Халандовский с безутешным выражением разлил в стопки водку, хорошо разлил, щедро, не лукавя и не пытаясь остаться трезвым за счет захмелевшего гостя. Потом придвинул поближе к Пафнутьеву тарелочку с балыком, придвинул вилку, хорошую вилку, не какую-то там алюминиевую, перекрученную и жеванную, какими сейчас пользуются в столовых и ресторанах России, сам взял такую же вилку себе и тяжело с надрывом вздохнул.
— Рановато, — пробормотал Пафнутьев смущенно, но ничего от себя не отодвинул, потому что пришли времена, когда не можем мы, ну, просто не можем отказаться от приличного угощения, даже зная, что не ко времени, и неуместно, да и для здоровья вредно. Не отказываемся. И правильно делаем. Когда оно будет, следующее угощение, да и будет ли?
— Что рановато? — спросил Халандовский, подняв бесконечно печальные, черные глаза.
— Пьем рановато... Рабочий день впереди, начальство... То-се... Как-то оно...
— Будем живы, Паша! — перебил Халандовский, не желая слушать это беспомощное бормотание. Да и знал он, что причитает Пафнутьев вовсе не потому, что гложет его совесть или не желает он со старым другом стопку водки хлопнуть. Нет, бормочет он, утешая себя, уговаривая себя, укоряя себя. Перед самим собой оправдывался Пафнутьев, не более того.
— Прекрасный тост! — произнес, наконец, Пафнутьев внятные слова и, выпив стопку до дна, тут же сунул в рот огурец. — Какой огурчик, какой огурчик... Неужели такие еще где-то растут?
— Растут, — ответил Халандовский и не прикоснувшись к закуске, уставился на Пафнутьева безмерно грустным взглядом. — Закусывай, Паша" закусывай... А то если я начну говорить, то аппетит у тебя пропадет. Пока он есть, пользуйся, радуйся жизни, общайся с девушками... Ты с девушками общаешься?
— Иногда.
— Это хорошо. А я — нет. И жизнь меня не радует.
— Что так? Магазин твой, в личной собственности... Товар идет, друзей угощаешь...
— Друзей я и раньше угощал, если помнишь...
— Помню, — кивнул Пафнутьев. — Смирновская всегда в радость... Разве нет?
— С горя пью, — мрачно сказал Халандовский. — Разве можно такую водку пить в радости? Нет, Паша. В радости любая водка сойдет, а вот в несчастье хочется хоть чем-нибудь себя утешить. Как балычок? — заботливо спросил Халандовский.
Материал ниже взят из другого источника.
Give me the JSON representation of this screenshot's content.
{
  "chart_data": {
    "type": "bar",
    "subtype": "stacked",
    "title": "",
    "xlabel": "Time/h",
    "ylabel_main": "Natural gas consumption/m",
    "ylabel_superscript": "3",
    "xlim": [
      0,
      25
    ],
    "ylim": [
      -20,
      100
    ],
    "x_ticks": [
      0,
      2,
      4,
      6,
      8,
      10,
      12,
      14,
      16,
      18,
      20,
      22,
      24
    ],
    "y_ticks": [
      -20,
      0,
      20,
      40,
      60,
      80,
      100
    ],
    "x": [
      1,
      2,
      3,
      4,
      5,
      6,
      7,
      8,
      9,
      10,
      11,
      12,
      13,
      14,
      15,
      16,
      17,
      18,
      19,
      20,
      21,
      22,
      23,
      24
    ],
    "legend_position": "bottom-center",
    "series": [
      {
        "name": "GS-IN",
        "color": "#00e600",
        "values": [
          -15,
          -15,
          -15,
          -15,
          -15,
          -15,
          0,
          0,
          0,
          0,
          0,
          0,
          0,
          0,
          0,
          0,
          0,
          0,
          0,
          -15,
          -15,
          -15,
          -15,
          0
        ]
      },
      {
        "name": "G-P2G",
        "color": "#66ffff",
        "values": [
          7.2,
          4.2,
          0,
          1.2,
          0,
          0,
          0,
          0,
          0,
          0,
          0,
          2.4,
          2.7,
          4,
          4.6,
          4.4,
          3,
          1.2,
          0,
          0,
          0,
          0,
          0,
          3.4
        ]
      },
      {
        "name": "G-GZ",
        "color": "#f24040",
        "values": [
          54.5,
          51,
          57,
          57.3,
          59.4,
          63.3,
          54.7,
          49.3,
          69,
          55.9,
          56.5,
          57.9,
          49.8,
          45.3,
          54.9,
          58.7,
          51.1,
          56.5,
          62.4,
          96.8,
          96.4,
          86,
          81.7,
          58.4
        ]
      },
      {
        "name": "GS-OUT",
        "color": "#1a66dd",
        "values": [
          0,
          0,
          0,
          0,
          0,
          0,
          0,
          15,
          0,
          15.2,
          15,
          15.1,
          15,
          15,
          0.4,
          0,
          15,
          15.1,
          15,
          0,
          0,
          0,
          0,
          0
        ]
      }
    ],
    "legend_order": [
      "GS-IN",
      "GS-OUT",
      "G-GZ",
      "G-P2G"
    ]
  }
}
— Прекрасный балык, — еле смог проговорить Пафнутьев с набитым ртом. — Такого еще не ел. И наверно уже не придется...
— Спасибо. — Халандовский удовлетворенно кивнул, будто Пафнутьев похвалил его самого. — Спасибо... Езде нарезать?
— Конечно.
— Хорошо... Я попрошу девочек, приготовят.
— Слушаю Тебя, Аркаша, — сказал Пафнутьев. — Я ведь вижу, что-то у тебя изнутри наружу просится. Поделись. Не таи в себе, это нехорошо.
— Поделюсь, — Халандовский повернул голову к окну, и лицо его, освещенное слабым осенним солнцем, показалось Пафнутьеву как никогда горестным. — Что сказать тебе-.. Есть такая фамилия... Байрамов. Слышал?
— Нет, не приходилось!
— Счастливый ты человек. "Паша. — Пора тебе эту фамилию знать... Мне кажется, пройдет совсем немного времени и все твое заведение...
— Ты имеешь в виду прокуратуру?
— Да... Все ваше заведение может посвятить себя этому человеку. Если, конечно, он позволит вам заняться его персоной.
— А может и не позволить? — усмехнулся Пафнутьев.
— Может, — кивнул Халандовский без тени улыбки. — И не сомневайся.
— Чем же он занимается?
— У него много интересов... Чрезвычайно разносторонняя личность. С подобным мы еще не сталкивались.
— Мы — это кто? — уточнил Пафнутьев.
— Я не сталкивался, и ты тоже... Это совершенно новое явление в нашей жизни. Подобного не было. В том питательном бульоне, в который наши демократы превратили Россию, вырастают такие чудовища, такие невиданные монстры, что... Дрожь пробирает в собственной постели.
— Это потому, что с девушками не общаешься, — рассмеялся Пафнутьев.
— Паша! — строго сказал Халандовский. — Прекрати. Не надо смеяться. Все гораздо серьезней, чем может показаться... Выпьем по стопке и я продолжу, — Халандовский ткнулся толстой стопкой в стопку Пафнутьева несколько поспешно и капелька драгоценной влаги потекла по его пальцам, но он этого не заметил. Выпил, хрустнул огурцом, потом сунул в рот еще один Убедившись, что Пафнутьев тоже расправился со своей стопкой и уже приступил к балыку, Халандовский решил продолжить. — Паша... Все то, с чем ты сталкивался в своей жизни до сих пор... Это детский сад. Ну наделал мальчик, в штанишки, ну дернул девочку за косичку, ну опрокинул манную кашу на белую скатерть... Вот так примерно.